Employees Have Opposite Reactions to Performance Review
The days are getting longer, and somehow this means it’s the time of year when a lot of bosses decide it’s high time to review their staff’s performance. Although workers are reviewed in confidence, plenty of workers compare how their assessments went. Often, employees come away from performance evaluations with the distinct impression that the process is bogus.
Impact Achievement Group has written a new report called “The Performance Review Process: Facts and Fiction” which uncovers how different members of an organization evaluate the performance review process.

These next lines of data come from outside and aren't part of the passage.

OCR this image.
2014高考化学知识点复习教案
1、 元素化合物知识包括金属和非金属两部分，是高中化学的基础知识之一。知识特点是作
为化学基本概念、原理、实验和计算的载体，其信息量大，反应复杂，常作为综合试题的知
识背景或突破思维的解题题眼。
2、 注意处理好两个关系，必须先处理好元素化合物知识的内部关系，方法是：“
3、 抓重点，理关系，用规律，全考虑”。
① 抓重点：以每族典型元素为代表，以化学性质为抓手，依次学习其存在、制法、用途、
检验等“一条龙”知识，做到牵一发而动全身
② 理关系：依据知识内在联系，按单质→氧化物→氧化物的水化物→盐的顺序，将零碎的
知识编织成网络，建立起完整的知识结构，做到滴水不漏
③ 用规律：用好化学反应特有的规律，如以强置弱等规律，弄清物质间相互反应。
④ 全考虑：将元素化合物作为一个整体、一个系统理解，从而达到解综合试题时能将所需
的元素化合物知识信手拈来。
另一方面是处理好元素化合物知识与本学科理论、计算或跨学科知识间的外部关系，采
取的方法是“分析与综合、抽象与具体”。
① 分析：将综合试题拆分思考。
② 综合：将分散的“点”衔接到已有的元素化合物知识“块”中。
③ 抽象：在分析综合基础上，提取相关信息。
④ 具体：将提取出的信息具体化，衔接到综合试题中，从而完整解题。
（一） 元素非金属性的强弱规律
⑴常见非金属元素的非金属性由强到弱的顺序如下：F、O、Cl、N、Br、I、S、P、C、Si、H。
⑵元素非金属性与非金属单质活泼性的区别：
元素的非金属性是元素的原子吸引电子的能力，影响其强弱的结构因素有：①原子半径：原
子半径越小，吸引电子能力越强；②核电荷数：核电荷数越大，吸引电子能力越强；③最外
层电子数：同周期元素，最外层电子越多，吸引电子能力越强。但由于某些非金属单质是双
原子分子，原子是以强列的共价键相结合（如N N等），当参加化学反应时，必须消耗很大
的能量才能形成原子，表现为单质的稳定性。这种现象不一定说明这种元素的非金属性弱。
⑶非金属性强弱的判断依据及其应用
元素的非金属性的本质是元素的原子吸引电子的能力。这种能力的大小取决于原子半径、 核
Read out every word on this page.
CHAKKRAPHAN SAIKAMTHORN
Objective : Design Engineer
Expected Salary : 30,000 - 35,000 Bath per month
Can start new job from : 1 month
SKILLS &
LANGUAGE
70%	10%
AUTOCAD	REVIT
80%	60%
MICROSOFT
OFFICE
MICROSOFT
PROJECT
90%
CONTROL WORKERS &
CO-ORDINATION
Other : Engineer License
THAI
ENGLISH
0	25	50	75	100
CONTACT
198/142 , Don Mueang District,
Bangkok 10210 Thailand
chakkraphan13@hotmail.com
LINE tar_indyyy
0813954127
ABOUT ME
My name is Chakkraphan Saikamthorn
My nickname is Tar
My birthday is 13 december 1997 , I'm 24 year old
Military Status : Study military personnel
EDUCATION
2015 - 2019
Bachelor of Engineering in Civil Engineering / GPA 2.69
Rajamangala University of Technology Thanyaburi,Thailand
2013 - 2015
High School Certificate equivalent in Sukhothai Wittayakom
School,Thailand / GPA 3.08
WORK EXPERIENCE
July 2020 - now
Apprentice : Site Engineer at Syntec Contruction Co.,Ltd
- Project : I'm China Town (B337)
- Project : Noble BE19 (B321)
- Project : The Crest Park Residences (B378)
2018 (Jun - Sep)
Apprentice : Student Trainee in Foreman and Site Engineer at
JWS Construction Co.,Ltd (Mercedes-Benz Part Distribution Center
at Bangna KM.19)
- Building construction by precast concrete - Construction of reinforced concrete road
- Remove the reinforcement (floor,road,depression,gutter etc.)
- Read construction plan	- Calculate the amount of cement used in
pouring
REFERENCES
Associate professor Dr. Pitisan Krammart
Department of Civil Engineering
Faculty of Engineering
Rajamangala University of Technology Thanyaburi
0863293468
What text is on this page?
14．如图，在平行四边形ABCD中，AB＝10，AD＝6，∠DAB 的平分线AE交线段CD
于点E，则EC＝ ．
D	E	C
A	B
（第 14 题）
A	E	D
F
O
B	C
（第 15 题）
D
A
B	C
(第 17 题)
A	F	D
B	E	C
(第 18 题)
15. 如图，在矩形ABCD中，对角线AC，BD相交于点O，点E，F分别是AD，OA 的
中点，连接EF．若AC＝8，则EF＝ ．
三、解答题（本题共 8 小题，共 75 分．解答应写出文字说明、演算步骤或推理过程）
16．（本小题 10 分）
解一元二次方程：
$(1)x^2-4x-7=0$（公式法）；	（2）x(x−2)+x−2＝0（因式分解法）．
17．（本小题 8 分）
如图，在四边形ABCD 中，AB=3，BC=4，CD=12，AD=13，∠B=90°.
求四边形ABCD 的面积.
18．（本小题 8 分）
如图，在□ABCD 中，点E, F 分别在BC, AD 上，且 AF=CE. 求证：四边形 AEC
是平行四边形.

Among the interesting discoveries of the report is the discrepancy between how CEOs and vice presidents and other employees feel about performance review. People in these top tier positions tend to trust the managers to fairly and accurately conduct performance reviews. These are the same people who are rarely part of this review process.
Employees who are managed by these same managers are far more critical of their supervisors’ methods of review.
The Impact Achievement Group’s press release describes their findings, “For instance, consider this survey statement: “Our managers and supervisors ensure performance goals and expectations reflect the delivery of results (output) and not activity, effort, and input.” Just over 62 percent of chief executive officers and vice presidents felt that this is often or always true, while only 43 percent of the other group felt the same. This difference of almost 20 percentage points suggests a disconnect for upper-level leaders between the theoretical and the real—how the performance review process is set up to work and how it actually operates.”
Many people may appreciate the Impact Achievement Group distinguishes between the two realities that can operate within an organization.